Among the issues likely to complicate the budget discussions is the expenditure adjustments required to make the Senate plan work without new taxes. According to Crosscut,
After an unusual back-and-forth over how to measure funding levels, nonpartisan state analysts last week released figures confirming that the cost of a key Republican education proposal runs close to $1 billion higher than the original estimates. The early figures showed the plan as requiring about $1.5 billion in savings or cuts from other parts of the budget to pay for increased state funding for schools, but the new estimates show that number is closer to $2.5 billion.
The article reports several ideas are under considered, including this.
Sen. Hans Zeiger, R-Puyallup, said that he thought much of the necessary money might be able to come from simply forestalling funding increases to existing programs, without making deep cuts. Zeiger was central to the original formulation of the plan.

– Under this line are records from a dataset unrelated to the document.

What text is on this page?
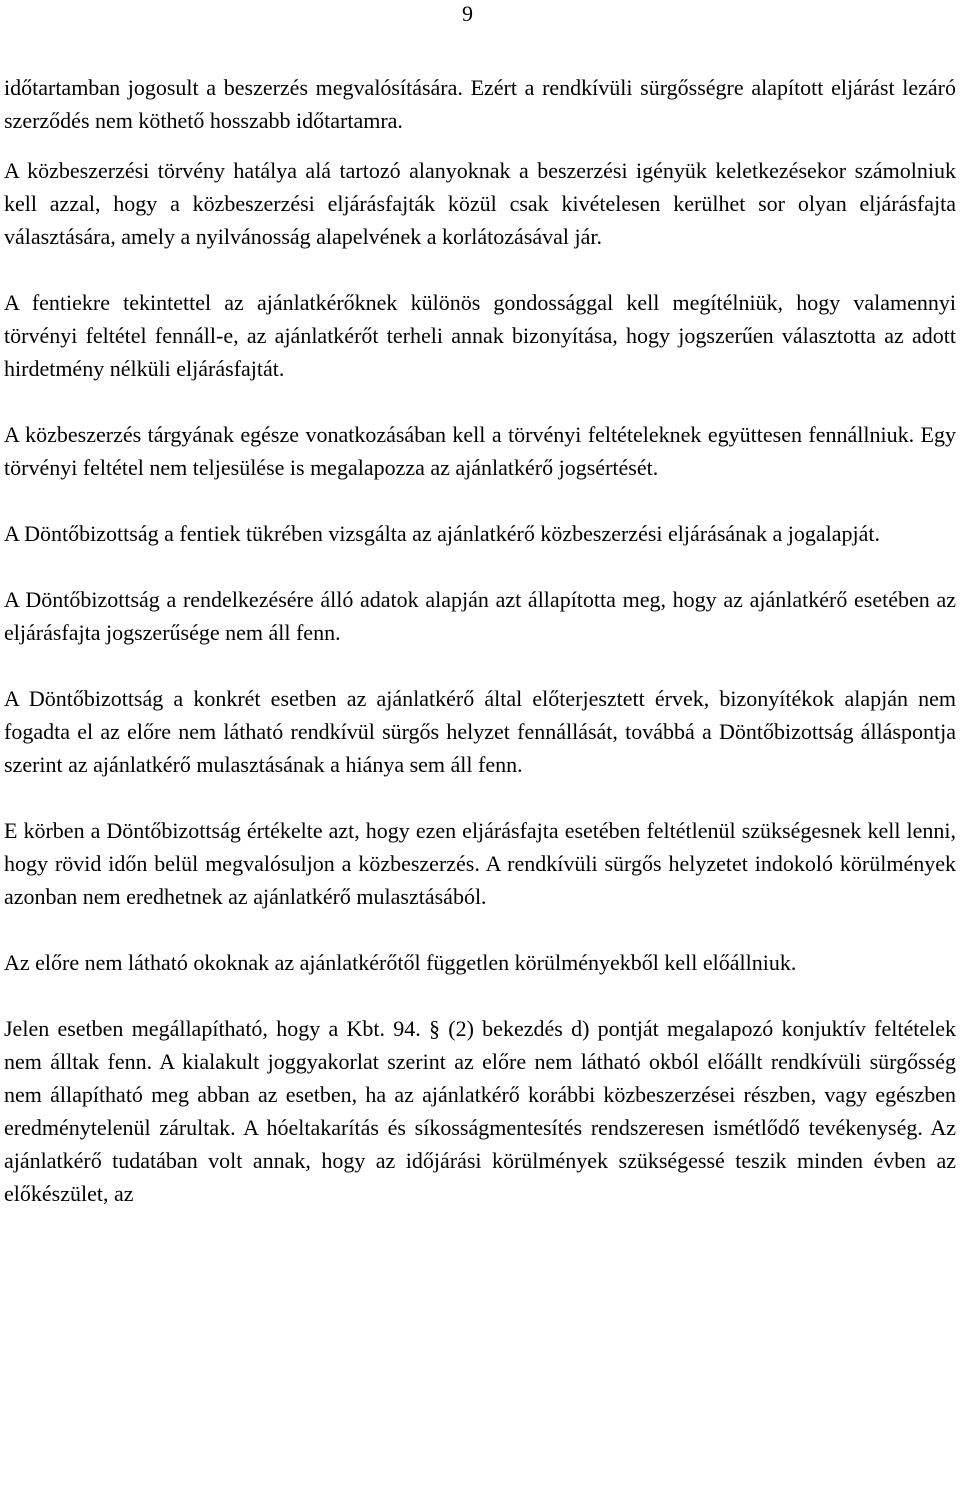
9

időtartamban jogosult a beszerzés megvalósítására. Ezért a rendkívüli sürgősségre alapított eljárást lezáró szerződés nem köthető hosszabb időtartamra.

A közbeszerzési törvény hatálya alá tartozó alanyoknak a beszerzési igényük keletkezésekor számolniuk kell azzal, hogy a közbeszerzési eljárásfajták közül csak kivételesen kerülhet sor olyan eljárásfajta választására, amely a nyilvánosság alapelvének a korlátozásával jár.

A fentiekre tekintettel az ajánlatkérőknek különös gondossággal kell megítélniük, hogy valamennyi törvényi feltétel fennáll-e, az ajánlatkérőt terheli annak bizonyítása, hogy jogszerűen választotta az adott hirdetmény nélküli eljárásfajtát.

A közbeszerzés tárgyának egésze vonatkozásában kell a törvényi feltételeknek együttesen fennállniuk. Egy törvényi feltétel nem teljesülése is megalapozza az ajánlatkérő jogsértését.

A Döntőbizottság a fentiek tükrében vizsgálta az ajánlatkérő közbeszerzési eljárásának a jogalapját.

A Döntőbizottság a rendelkezésére álló adatok alapján azt állapította meg, hogy az ajánlatkérő esetében az eljárásfajta jogszerűsége nem áll fenn.

A Döntőbizottság a konkrét esetben az ajánlatkérő által előterjesztett érvek, bizonyítékok alapján nem fogadta el az előre nem látható rendkívül sürgős helyzet fennállását, továbbá a Döntőbizottság álláspontja szerint az ajánlatkérő mulasztásának a hiánya sem áll fenn.

E körben a Döntőbizottság értékelte azt, hogy ezen eljárásfajta esetében feltétlenül szükségesnek kell lenni, hogy rövid időn belül megvalósuljon a közbeszerzés. A rendkívüli sürgős helyzetet indokoló körülmények azonban nem eredhetnek az ajánlatkérő mulasztásából.

Az előre nem látható okoknak az ajánlatkérőtől független körülményekből kell előállniuk.

Jelen esetben megállapítható, hogy a Kbt. 94. § (2) bekezdés d) pontját megalapozó konjuktív feltételek nem álltak fenn. A kialakult joggyakorlat szerint az előre nem látható okból előállt rendkívüli sürgősség nem állapítható meg abban az esetben, ha az ajánlatkérő korábbi közbeszerzései részben, vagy egészben eredménytelenül zárultak. A hóeltakarítás és síkosságmentesítés rendszeresen ismétlődő tevékenység. Az ajánlatkérő tudatában volt annak, hogy az időjárási körülmények szükségessé teszik minden évben az előkészület, az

One idea that few are willing to champion are the new taxes proposed last year by the governor, reports the Spokesman-Review.
In a sharp reversal of roles, Senate Republicans voted yes on some $30 billion in higher taxes over the next decade to improve schools, while their Democratic counterparts argued raising taxes should come only after scouring the budget for efficiencies and savings.
What might have seemed to a casual observer as a complete flip on tax policy was actually a bit of partisan theater. The taxes in question aren’t supported by either caucus. They were proposed late last year by Gov. Jay Inslee to pay for his comprehensive overhaul of the state’s public schools and the system that pays for them.
On Day 52 of the 105-day regular session, agreement remains a long way off.